Em parceria com a MarketPsych Data LLC, a empresa canadense de notícias e informações Thomson Reuters expandiu seus dados de sentimento para cobrir as 100 maiores criptomoedas.

De acordo com Thomson Reuters A análise de sentimento do mercado de criptomoedas “geralmente requer o entendimento das principais criptomoedas em um determinado momento, onde os indivíduos obtêm suas informações, quais plataformas digitais são usadas para comunicação e como linguagem ou termos específicos podem significar tendências futuras.”

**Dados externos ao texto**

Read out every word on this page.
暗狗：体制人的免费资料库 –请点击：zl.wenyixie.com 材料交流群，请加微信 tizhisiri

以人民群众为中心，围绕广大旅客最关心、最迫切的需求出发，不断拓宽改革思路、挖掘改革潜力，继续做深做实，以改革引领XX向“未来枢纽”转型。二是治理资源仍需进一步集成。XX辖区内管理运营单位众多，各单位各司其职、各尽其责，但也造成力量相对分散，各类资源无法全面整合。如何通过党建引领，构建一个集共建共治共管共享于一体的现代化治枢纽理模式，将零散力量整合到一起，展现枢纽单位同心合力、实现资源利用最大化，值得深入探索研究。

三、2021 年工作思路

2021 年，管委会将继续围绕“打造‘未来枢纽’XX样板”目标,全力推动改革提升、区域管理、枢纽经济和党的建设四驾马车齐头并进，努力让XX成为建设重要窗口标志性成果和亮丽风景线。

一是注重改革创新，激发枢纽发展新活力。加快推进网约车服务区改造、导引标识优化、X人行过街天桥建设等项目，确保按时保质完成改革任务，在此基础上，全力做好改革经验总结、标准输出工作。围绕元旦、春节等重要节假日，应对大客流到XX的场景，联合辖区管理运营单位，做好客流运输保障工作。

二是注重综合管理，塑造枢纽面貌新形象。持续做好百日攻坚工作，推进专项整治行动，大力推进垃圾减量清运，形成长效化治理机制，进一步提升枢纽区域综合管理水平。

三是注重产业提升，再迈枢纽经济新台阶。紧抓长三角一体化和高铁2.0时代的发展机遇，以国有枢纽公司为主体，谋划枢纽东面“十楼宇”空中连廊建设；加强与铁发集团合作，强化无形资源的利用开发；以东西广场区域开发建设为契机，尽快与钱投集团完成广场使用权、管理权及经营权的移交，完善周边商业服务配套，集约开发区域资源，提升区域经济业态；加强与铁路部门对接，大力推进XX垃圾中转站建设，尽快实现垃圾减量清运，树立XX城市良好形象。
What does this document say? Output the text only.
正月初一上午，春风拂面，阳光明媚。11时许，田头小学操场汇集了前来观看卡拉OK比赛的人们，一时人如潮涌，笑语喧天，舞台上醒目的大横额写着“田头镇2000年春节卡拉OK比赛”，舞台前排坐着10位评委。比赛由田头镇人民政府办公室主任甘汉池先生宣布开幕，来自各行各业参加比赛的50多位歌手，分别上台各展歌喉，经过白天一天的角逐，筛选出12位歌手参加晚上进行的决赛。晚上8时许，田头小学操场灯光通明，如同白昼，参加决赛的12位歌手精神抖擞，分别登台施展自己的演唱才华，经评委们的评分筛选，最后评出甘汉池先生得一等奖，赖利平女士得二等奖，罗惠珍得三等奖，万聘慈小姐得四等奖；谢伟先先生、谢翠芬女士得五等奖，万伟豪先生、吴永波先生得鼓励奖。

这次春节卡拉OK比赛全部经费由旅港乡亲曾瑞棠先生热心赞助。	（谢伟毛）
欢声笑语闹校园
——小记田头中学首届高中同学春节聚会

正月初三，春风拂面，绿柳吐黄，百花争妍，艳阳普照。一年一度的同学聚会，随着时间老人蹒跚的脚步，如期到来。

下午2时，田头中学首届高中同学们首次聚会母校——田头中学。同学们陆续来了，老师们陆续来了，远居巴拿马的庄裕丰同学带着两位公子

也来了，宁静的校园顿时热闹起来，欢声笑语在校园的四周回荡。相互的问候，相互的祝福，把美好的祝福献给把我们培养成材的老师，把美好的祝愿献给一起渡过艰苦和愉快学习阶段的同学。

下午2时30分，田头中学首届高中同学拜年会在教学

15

Notando que os insights de mercado para criptomoedas são “únicos”, a Thomson Reuters usará o novo sistema TRMI Cryptocurrency Sentiment (TRMI 3.1) que monitorará mais de 2.000 sites de notícias e mais de 800 sites de mídia social em em tempo real, que inclui dados históricos datados de 2009.

O TRMI 3.1 incluirá “ferramentas de visualização e um conjunto de pesquisas quantitativas sults ” que foram desenvolvidos pela MarketPsych para ajudar a prever e identificar temas-chave para ajudar os comerciantes a tomar decisões estratégicas.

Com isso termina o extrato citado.